Diário de uma dona de casa 2.0

... à beira de um colapso

29
Fev12

Um gajo mal medicado pode matar. E não me venham dizer que é imputável.

Fátima Bento

Eu tinha por intenção não voltar a falar de depressão e afins por estas bandas, mas preciso mesmo de fazer este post para memória futura.

O meu psiquiatra, que me acompanhou durante 3 anos, saíu do comparticipado para o particular, e eu acabei por arriscar uma consulta num dos outros especialistas residentes no mesmo local onde o meu dava consulta.

Sabe-se, quem não sabe fica a saber, que desde a minha infeliz tentativa de incursão no mundo laboral, e posterior resultado, entrei numa crise depressiva que se foi aprofundando, e aumentando com o desenrolar do tempo.
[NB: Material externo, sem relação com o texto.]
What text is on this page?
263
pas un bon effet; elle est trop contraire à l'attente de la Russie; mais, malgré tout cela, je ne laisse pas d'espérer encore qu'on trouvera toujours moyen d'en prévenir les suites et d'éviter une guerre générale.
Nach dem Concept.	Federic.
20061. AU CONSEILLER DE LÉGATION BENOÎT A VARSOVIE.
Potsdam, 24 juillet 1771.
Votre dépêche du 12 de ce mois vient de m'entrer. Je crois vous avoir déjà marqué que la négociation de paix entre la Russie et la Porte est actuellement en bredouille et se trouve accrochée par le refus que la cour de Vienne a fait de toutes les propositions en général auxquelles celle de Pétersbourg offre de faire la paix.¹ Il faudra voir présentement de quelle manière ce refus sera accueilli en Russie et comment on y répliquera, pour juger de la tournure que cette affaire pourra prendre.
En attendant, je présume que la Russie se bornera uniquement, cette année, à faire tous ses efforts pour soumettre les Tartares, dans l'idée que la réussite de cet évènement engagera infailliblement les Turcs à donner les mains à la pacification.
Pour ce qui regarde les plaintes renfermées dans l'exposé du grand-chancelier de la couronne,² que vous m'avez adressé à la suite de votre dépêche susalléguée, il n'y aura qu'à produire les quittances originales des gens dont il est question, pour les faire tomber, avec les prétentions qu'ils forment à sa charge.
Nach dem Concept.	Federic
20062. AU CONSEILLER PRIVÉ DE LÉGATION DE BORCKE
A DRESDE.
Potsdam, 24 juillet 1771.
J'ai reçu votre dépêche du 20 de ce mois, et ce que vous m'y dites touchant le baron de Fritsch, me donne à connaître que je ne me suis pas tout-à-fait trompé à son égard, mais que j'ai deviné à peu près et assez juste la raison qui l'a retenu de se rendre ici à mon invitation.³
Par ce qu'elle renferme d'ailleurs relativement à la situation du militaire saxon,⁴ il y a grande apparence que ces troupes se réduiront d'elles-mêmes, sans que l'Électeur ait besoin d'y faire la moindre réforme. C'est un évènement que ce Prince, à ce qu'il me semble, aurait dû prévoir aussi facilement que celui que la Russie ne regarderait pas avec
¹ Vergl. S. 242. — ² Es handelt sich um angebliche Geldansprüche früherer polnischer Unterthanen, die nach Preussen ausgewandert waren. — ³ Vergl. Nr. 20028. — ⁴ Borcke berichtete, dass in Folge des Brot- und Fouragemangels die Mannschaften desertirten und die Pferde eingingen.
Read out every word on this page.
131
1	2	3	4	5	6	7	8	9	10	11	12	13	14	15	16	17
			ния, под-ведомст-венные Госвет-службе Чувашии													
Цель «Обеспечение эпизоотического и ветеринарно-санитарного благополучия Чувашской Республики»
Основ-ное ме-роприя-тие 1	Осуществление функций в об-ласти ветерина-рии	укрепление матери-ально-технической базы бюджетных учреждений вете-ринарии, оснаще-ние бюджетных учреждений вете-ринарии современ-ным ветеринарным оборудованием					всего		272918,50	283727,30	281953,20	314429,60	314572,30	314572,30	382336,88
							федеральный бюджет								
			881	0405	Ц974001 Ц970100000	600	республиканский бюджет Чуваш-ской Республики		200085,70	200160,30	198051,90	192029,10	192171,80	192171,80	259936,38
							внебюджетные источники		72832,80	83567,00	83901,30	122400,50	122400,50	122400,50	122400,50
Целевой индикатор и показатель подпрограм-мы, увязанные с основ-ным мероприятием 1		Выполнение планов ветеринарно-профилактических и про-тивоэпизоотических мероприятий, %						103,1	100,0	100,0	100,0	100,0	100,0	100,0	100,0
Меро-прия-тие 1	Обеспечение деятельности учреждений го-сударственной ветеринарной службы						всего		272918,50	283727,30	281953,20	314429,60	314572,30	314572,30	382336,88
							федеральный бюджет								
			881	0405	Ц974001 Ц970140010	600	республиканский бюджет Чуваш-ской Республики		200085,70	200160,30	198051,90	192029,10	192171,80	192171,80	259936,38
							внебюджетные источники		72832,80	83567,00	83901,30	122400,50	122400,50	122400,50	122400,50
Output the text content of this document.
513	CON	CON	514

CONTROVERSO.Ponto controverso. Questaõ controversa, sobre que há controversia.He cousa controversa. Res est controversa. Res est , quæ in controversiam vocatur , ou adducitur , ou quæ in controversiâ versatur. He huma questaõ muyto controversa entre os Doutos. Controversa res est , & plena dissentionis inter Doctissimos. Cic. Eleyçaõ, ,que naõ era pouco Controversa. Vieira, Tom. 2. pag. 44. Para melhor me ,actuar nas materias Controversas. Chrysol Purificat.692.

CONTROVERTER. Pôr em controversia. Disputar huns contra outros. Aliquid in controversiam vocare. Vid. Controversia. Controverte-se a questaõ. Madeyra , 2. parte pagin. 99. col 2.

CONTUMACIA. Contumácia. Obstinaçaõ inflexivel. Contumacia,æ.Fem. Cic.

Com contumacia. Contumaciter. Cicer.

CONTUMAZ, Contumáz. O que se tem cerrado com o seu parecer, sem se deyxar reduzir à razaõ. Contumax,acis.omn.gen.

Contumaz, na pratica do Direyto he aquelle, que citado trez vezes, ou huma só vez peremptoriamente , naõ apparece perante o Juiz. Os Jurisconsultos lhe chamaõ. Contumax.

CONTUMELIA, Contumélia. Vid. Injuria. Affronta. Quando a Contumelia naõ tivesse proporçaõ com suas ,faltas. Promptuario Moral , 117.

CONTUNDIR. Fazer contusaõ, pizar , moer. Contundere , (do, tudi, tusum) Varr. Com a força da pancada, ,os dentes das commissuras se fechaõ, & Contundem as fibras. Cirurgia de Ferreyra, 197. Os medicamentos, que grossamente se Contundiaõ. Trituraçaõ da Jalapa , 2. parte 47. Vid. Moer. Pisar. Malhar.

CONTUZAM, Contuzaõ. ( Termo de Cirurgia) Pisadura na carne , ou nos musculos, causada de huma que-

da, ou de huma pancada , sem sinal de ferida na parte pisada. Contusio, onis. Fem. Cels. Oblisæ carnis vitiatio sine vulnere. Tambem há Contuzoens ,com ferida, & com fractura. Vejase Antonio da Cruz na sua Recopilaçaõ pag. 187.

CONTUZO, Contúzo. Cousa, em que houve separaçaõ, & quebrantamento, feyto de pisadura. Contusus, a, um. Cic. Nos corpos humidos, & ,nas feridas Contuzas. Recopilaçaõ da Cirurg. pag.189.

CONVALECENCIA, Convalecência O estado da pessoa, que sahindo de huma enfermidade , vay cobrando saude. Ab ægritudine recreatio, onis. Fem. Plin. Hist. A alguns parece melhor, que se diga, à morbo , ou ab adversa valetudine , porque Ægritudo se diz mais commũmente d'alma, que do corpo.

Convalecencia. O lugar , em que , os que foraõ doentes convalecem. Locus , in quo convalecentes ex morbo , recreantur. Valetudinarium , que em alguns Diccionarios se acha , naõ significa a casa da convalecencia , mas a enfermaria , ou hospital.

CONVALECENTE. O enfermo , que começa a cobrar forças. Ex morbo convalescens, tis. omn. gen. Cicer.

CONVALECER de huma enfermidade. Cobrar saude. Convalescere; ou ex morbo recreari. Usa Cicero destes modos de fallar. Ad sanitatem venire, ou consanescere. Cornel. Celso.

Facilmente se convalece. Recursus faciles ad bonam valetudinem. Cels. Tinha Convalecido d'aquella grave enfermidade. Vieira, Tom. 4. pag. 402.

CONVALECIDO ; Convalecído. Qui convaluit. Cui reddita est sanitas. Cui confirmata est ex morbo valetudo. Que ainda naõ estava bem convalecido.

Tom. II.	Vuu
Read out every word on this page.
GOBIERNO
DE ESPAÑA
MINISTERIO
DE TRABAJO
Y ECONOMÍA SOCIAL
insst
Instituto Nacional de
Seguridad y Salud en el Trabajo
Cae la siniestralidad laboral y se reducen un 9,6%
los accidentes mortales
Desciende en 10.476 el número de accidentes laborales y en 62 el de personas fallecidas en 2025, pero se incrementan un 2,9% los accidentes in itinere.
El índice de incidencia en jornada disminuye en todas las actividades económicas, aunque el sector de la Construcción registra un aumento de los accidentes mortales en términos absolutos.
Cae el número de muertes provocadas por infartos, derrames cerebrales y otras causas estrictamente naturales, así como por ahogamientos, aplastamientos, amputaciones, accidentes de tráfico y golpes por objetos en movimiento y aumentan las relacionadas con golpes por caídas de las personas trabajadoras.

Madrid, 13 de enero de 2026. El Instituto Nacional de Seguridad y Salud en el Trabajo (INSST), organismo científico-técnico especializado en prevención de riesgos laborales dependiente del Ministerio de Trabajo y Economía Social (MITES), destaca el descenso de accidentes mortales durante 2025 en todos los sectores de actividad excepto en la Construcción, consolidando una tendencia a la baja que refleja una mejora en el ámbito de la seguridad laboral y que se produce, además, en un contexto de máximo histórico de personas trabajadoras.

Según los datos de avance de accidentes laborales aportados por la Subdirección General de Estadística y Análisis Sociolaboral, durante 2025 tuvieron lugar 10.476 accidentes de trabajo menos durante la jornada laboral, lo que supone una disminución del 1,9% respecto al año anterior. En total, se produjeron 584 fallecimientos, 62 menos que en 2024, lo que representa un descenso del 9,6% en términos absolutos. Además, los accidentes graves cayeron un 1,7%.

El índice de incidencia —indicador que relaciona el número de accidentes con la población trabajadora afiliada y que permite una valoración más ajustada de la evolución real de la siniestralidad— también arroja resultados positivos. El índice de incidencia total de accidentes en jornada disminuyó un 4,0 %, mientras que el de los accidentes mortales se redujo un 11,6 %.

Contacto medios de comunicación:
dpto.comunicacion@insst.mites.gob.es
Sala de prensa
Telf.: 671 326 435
Ora como nesta altura do campeonato anda meio mundo a ficar estressado à conta da atual conjuntura socio-económica, só consegui consulta para a passada sexta-feira 24. Juro que andei a contar os dias.

Agora é assim:

- não tenho nada contra o médico que me atendeu. Pareceu-me competente, capaz, sendo a única 'falha' detetada à primeira vista, o facto de 'eu não estou aqui para dizer mal do trabalho dos colegas mas ele hipermedicou-a'. So long coorporativismo, que se é uma coisa que às vezes até dá raiva, é, no fundo um sinal de respeito.

- E então foi assim:'vamos começar com uma abordagem suave, de dosagem baixa, pefiro assim, e se o doente necessitar depois aumentamos a dosagem*, rebéubéu'... falei pouco, para uma consulta de psiquiatria, mas deu-me algum alento o facto dele se ter apercebido de eu entrar às vezes em desespero**. Eu não teria escolhido uma expressão melhor...

- Saí do gabinete com receitas e uma cábula das tomas. De caminho para casa passei na farmácia, comprei os ditos medicamentos novos - a juntar aos que eu já estava a tomar e que ele não retirou - e comecei o tratamento nessa noite.

- No dia seguinte, como era de prever depois de, na véspera, ter lido as bulas - que mais pareciam testamentos - não estava propriamente aqui. Dormi o dia todo.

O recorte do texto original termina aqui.